Flavia’s research is currently concentrated on the main administrative trends embodied by the Act.

She began researching government restructuring in 2017 while a teaching fellow at the LSE. Her main area of study then was Latin America, why countries in that region kept importing reform ideas from abroad, and whether that benefited them.

One of the reasons she came to New Zealand two years ago was the potential to research restructuring here.

Another current project for her is exploring what drives the frequent reforms and innovation.

“I’m planning an analysis of social networks in Wellington to test the hypothesis that one of the reasons the public sector is so innovative has to do with the role of social networks and the flow of ideas between government and academia.

“The assumption is that networks and good information flows foster innovation, and because Wellington is such a small and well-connected place, ideas diffuse relatively quickly and therefore reforms are relatively frequent.”

One aspect of the latest shake-up is the push for public health reforms, which Flavia describes as an important first step in implementing the broader aims of the Public Service Act.

Healthcare is one of the biggest, most complex areas of government, she says.

“It directly affects the entire population, it has a really high allocation of government resources, and it tends to be highly controversial.”

“Wellington is such a small and well-connected place, ideas diffuse relatively quickly and therefore reforms are relatively frequent.”
Dr Flavia Donadelli

She agrees with the four main themes identified in the report released earlier this year after a major review of the health system.

These include ensuring consumers, whānau, and communities are at the heart of the system, more focused leadership, more effective Te Tiriti o Waitangi-based partnerships within health and disability services, and a system with a longer-term focus.

“These are certainly valuable areas for improvement.

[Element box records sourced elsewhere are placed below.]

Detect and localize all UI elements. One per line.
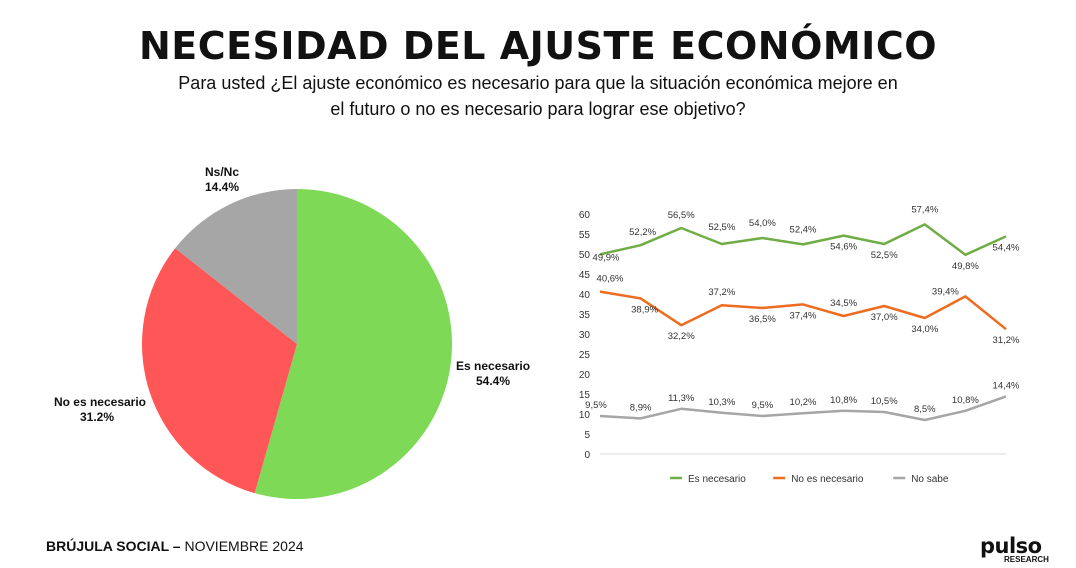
data-label: 10,8% xyxy=(952,395,979,406)
data-label: 37,2% xyxy=(708,287,735,298)
logo-name: pulso xyxy=(980,534,1042,558)
legend-label: Es necesario xyxy=(688,474,746,485)
series-line-no-sabe xyxy=(599,395,1007,422)
data-label: 10,2% xyxy=(790,397,817,408)
data-label: 10,8% xyxy=(830,395,857,406)
y-tick-label: 25 xyxy=(579,350,591,361)
y-tick-label: 30 xyxy=(579,330,591,341)
data-label: 34,0% xyxy=(911,324,938,335)
pie-value-label: 54.4% xyxy=(476,374,510,388)
logo-sub: RESEARCH xyxy=(1004,555,1049,564)
data-label: 31,2% xyxy=(993,335,1020,346)
data-label: 9,5% xyxy=(752,400,774,411)
y-tick-label: 55 xyxy=(579,230,591,241)
y-tick-label: 60 xyxy=(579,210,591,221)
data-label: 32,2% xyxy=(668,331,695,342)
data-label: 38,9% xyxy=(631,304,658,315)
pie-slice-es-necesario xyxy=(254,189,453,499)
y-tick-label: 20 xyxy=(579,370,591,381)
data-label: 36,5% xyxy=(749,314,776,325)
pie-label: No es necesario xyxy=(54,395,146,409)
data-label: 37,4% xyxy=(790,310,817,321)
y-tick-label: 5 xyxy=(584,430,590,441)
pie-label: Ns/Nc xyxy=(205,165,239,179)
data-label: 37,0% xyxy=(871,312,898,323)
y-tick-label: 35 xyxy=(579,310,591,321)
data-label: 8,9% xyxy=(630,402,652,413)
data-label: 52,2% xyxy=(629,227,656,238)
pie-label: Es necesario xyxy=(456,359,530,373)
series-line-es-necesario xyxy=(599,223,1007,257)
data-label: 10,3% xyxy=(708,397,735,408)
pulso-logo: pulso RESEARCH xyxy=(980,534,1050,564)
data-label: 10,5% xyxy=(871,396,898,407)
y-tick-label: 15 xyxy=(579,390,591,401)
subtitle-line-2: el futuro o no es necesario para lograr … xyxy=(330,99,746,119)
footer-credit: BRÚJULA SOCIAL – NOVIEMBRE 2024 xyxy=(46,538,304,554)
data-label: 57,4% xyxy=(911,204,938,215)
y-tick-label: 45 xyxy=(579,270,591,281)
subtitle-line-1: Para usted ¿El ajuste económico es neces… xyxy=(178,73,898,93)
data-label: 52,5% xyxy=(871,250,898,261)
pie-slice-no-es-necesario xyxy=(141,248,297,494)
data-label: 52,4% xyxy=(790,224,817,235)
data-label: 8,5% xyxy=(914,404,936,415)
series-line-no-es-necesario xyxy=(599,290,1007,331)
footer-date: NOVIEMBRE 2024 xyxy=(184,538,304,554)
footer-brand: BRÚJULA SOCIAL – xyxy=(46,538,181,554)
data-label: 54,0% xyxy=(749,218,776,229)
y-tick-label: 50 xyxy=(579,250,591,261)
y-tick-label: 40 xyxy=(579,290,591,301)
data-label: 39,4% xyxy=(932,286,959,297)
pie-value-label: 14.4% xyxy=(205,180,239,194)
page-subtitle: Para usted ¿El ajuste económico es neces… xyxy=(100,70,976,122)
data-label: 9,5% xyxy=(585,400,607,411)
legend-label: No sabe xyxy=(911,474,949,485)
data-label: 54,6% xyxy=(830,242,857,253)
data-label: 40,6% xyxy=(597,274,624,285)
y-tick-label: 0 xyxy=(584,450,590,461)
data-label: 49,8% xyxy=(952,261,979,272)
data-label: 49,9% xyxy=(593,252,620,263)
data-label: 52,5% xyxy=(708,222,735,233)
data-label: 11,3% xyxy=(668,393,695,404)
data-label: 54,4% xyxy=(993,242,1020,253)
legend-label: No es necesario xyxy=(791,474,864,485)
data-label: 34,5% xyxy=(830,298,857,309)
pie-value-label: 31.2% xyxy=(80,410,114,424)
data-label: 14,4% xyxy=(993,380,1020,391)
data-label: 56,5% xyxy=(668,210,695,221)
page-title: NECESIDAD DEL AJUSTE ECONÓMICO xyxy=(138,24,938,68)
pie-slice-ns-nc xyxy=(175,189,297,344)
y-tick-label: 10 xyxy=(579,410,591,421)
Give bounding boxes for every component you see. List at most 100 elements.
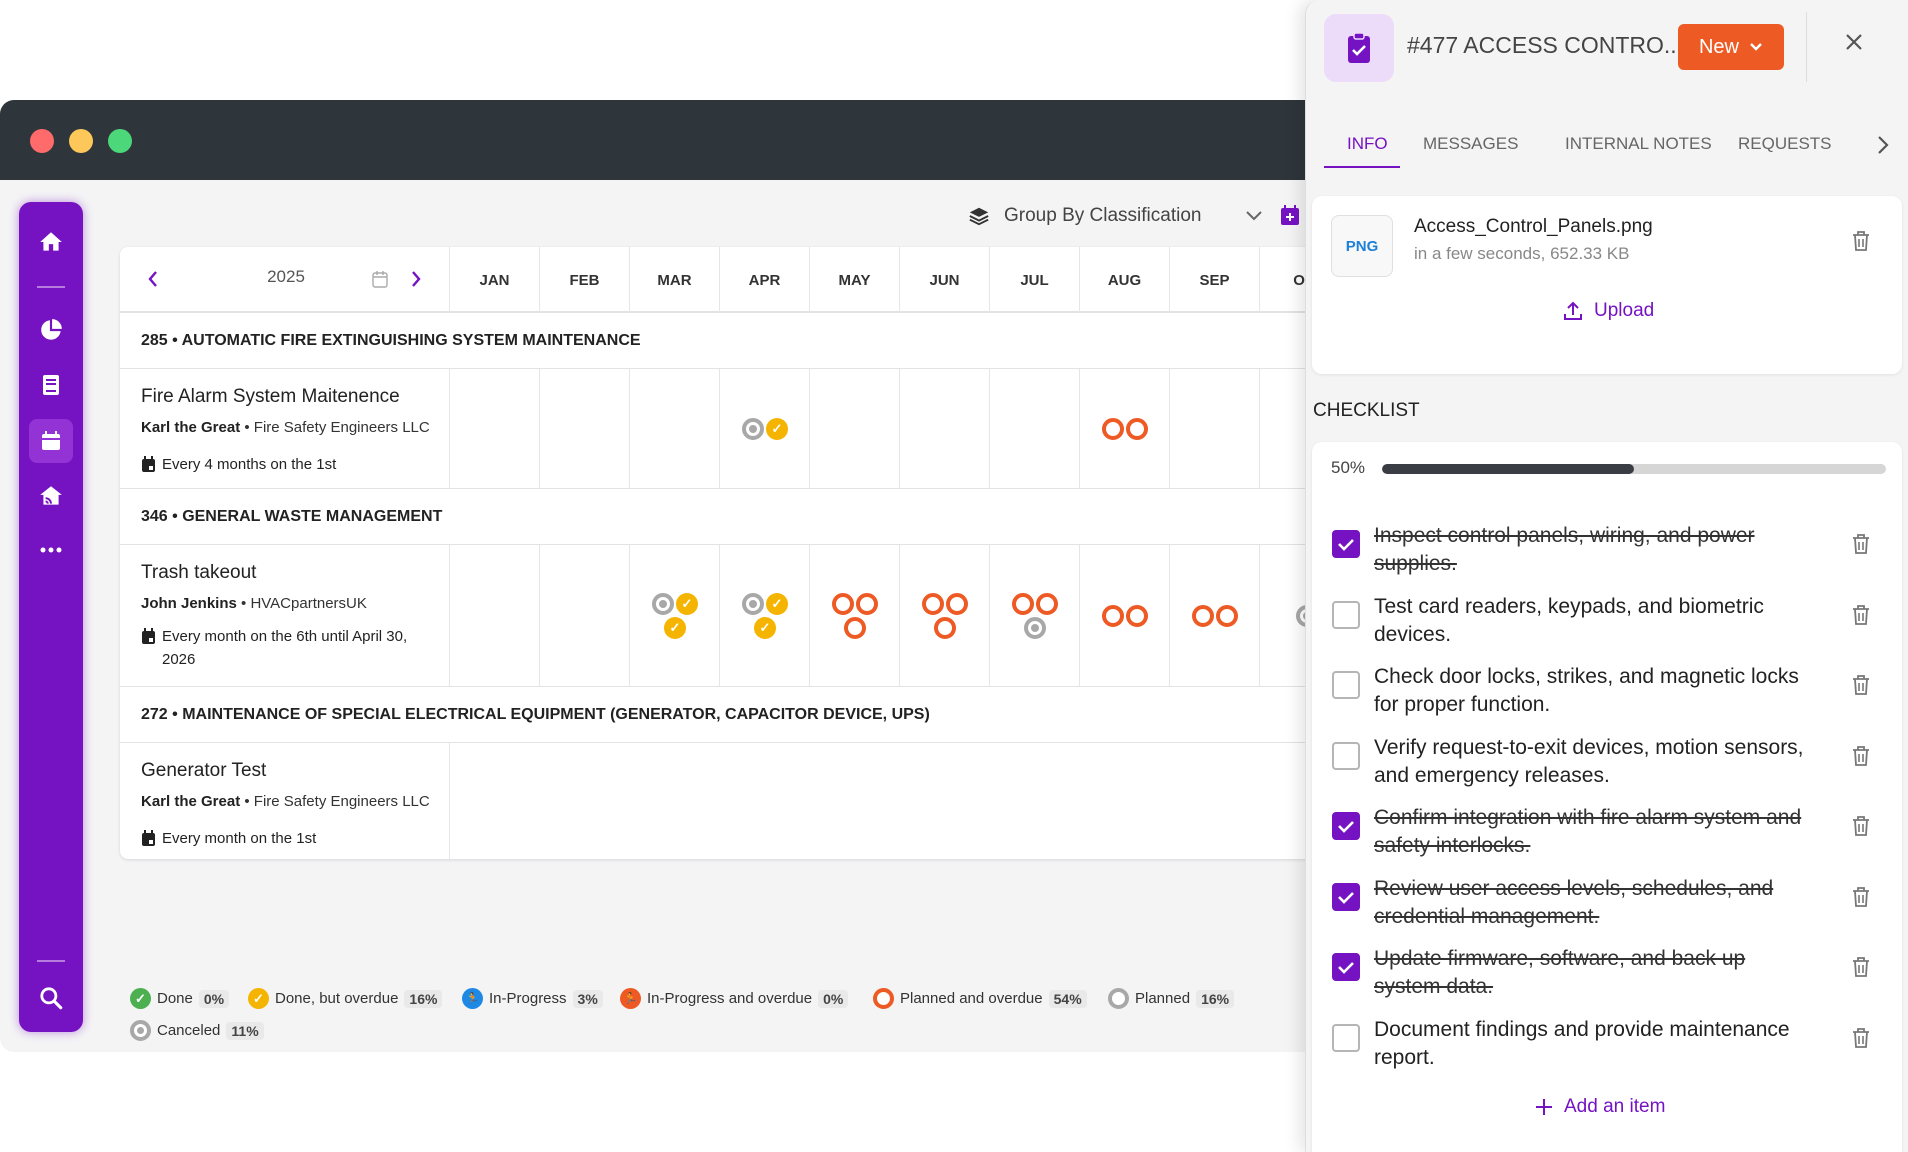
checklist-checkbox[interactable] [1332,882,1360,911]
task-info: Generator Test Karl the Great • Fire Saf… [120,743,450,859]
overdue-marker[interactable] [946,593,968,615]
analytics-button[interactable] [29,308,73,352]
upload-button[interactable]: Upload [1562,300,1654,322]
planned-marker[interactable] [742,418,764,440]
overdue-marker[interactable] [934,617,956,639]
checklist-checkbox[interactable] [1332,953,1360,981]
tab-requests[interactable]: REQUESTS [1738,134,1832,153]
task-row[interactable]: Fire Alarm System Maitenence Karl the Gr… [120,369,1330,489]
calendar-button[interactable] [29,419,73,463]
overdue-marker[interactable] [1192,605,1214,627]
overdue-marker[interactable] [832,593,854,615]
column-divider [899,369,900,488]
checklist-item-text[interactable]: Inspect control panels, wiring, and powe… [1374,524,1755,575]
more-button[interactable] [29,528,73,572]
overdue-marker[interactable] [1216,605,1238,627]
checklist-item-text[interactable]: Review user access levels, schedules, an… [1374,876,1774,928]
month-header: JUL [990,247,1080,313]
checklist-item-text[interactable]: Verify request-to-exit devices, motion s… [1374,735,1804,787]
search-button[interactable] [29,976,73,1020]
done-overdue-marker[interactable]: ✓ [766,593,788,615]
trash-icon[interactable] [1852,533,1870,555]
work-order-icon-box [1324,14,1394,82]
checklist-checkbox[interactable] [1332,741,1360,770]
house-signal-icon [40,486,62,505]
progress-fill [1382,464,1634,474]
done-overdue-marker[interactable]: ✓ [766,418,788,440]
chevron-right-icon[interactable] [1876,134,1890,156]
file-meta: in a few seconds, 652.33 KB [1414,244,1630,263]
plus-icon [1536,1099,1552,1115]
tab-messages[interactable]: MESSAGES [1423,134,1519,153]
checklist-item-text[interactable]: Test card readers, keypads, and biometri… [1374,594,1764,646]
add-item-button[interactable]: Add an item [1534,1096,1665,1118]
header-divider [1806,12,1807,82]
overdue-marker[interactable] [1102,605,1124,627]
trash-icon[interactable] [1852,815,1870,837]
minimize-window-button[interactable] [69,129,93,153]
month-header: MAY [810,247,900,313]
trash-icon[interactable] [1852,230,1870,252]
checklist-checkbox[interactable] [1332,600,1360,629]
status-dropdown[interactable]: New [1678,24,1784,70]
tab-info[interactable]: INFO [1347,134,1388,153]
done-overdue-marker[interactable]: ✓ [676,593,698,615]
group-header: 346 • GENERAL WASTE MANAGEMENT [120,489,1330,545]
ring-icon [873,988,894,1009]
legend-item: Canceled 11% [130,1020,264,1041]
legend-label: Planned and overdue [900,990,1043,1007]
task-title[interactable]: Generator Test [141,760,267,781]
checklist-item-text[interactable]: Check door locks, strikes, and magnetic … [1374,665,1799,716]
overdue-marker[interactable] [1036,593,1058,615]
close-icon[interactable] [1844,32,1864,52]
task-title[interactable]: Fire Alarm System Maitenence [141,386,400,407]
overdue-marker[interactable] [922,593,944,615]
done-overdue-marker[interactable]: ✓ [664,617,686,639]
overdue-marker[interactable] [1102,418,1124,440]
chevron-left-icon[interactable] [147,269,159,289]
task-row[interactable]: Trash takeout John Jenkins • HVACpartner… [120,545,1330,687]
home-button[interactable] [29,220,73,264]
group-by-select[interactable]: Group By Classification [968,198,1263,234]
check-icon [1338,962,1354,974]
checklist-item-text[interactable]: Confirm integration with fire alarm syst… [1374,806,1802,857]
checklist-checkbox[interactable] [1332,530,1360,558]
done-overdue-marker[interactable]: ✓ [754,617,776,639]
checklist-card: 50% Inspect control panels, wiring, and … [1312,442,1902,1152]
chevron-right-icon[interactable] [410,269,422,289]
overdue-marker[interactable] [1126,418,1148,440]
close-window-button[interactable] [30,129,54,153]
planned-marker[interactable] [1024,617,1046,639]
task-row[interactable]: Generator Test Karl the Great • Fire Saf… [120,743,1330,859]
month-header: SEP [1170,247,1260,313]
overdue-marker[interactable] [856,593,878,615]
task-title[interactable]: Trash takeout [141,562,257,583]
file-name[interactable]: Access_Control_Panels.png [1414,216,1653,237]
trash-icon[interactable] [1852,956,1870,978]
column-divider [1079,545,1080,686]
tab-internal-notes[interactable]: INTERNAL NOTES [1565,134,1712,153]
checklist-checkbox[interactable] [1332,812,1360,840]
maximize-window-button[interactable] [108,129,132,153]
checklist-checkbox[interactable] [1332,1023,1360,1052]
planned-marker[interactable] [652,593,674,615]
trash-icon[interactable] [1852,745,1870,767]
trash-icon[interactable] [1852,1027,1870,1049]
task-info: Trash takeout John Jenkins • HVACpartner… [120,545,450,686]
column-divider [719,369,720,488]
trash-icon[interactable] [1852,886,1870,908]
add-event-button[interactable] [1280,204,1300,231]
overdue-marker[interactable] [844,617,866,639]
overdue-marker[interactable] [1012,593,1034,615]
trash-icon[interactable] [1852,604,1870,626]
date-picker-icon[interactable] [372,270,388,288]
task-schedule: Every 4 months on the 1st [141,453,431,476]
checklist-item-text[interactable]: Update firmware, software, and back up s… [1374,947,1746,998]
assets-button[interactable] [29,474,73,518]
trash-icon[interactable] [1852,674,1870,696]
documents-button[interactable] [29,363,73,407]
planned-marker[interactable] [742,593,764,615]
checklist-checkbox[interactable] [1332,671,1360,699]
checklist-item-text[interactable]: Document findings and provide maintenanc… [1374,1017,1790,1069]
overdue-marker[interactable] [1126,605,1148,627]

Improving the equity of health outcomes to all New Zealanders is paramount,” says Flavia.

“There should also be sufficient social and political consensus for it to become a sustainable and long-term process that would not get trapped by electoral cycles, and a concerted effort made to address the broader causes of unequal health outcomes, including socioeconomic, educational, cultural, and other reasons.”

She says changes should take place incrementally, so minor alterations can be reversed if necessary without too much cost.

“There also needs to be strong coordination across the policy areas, as a healthcare-only reform is unlikely to make a big enough difference to the sector.”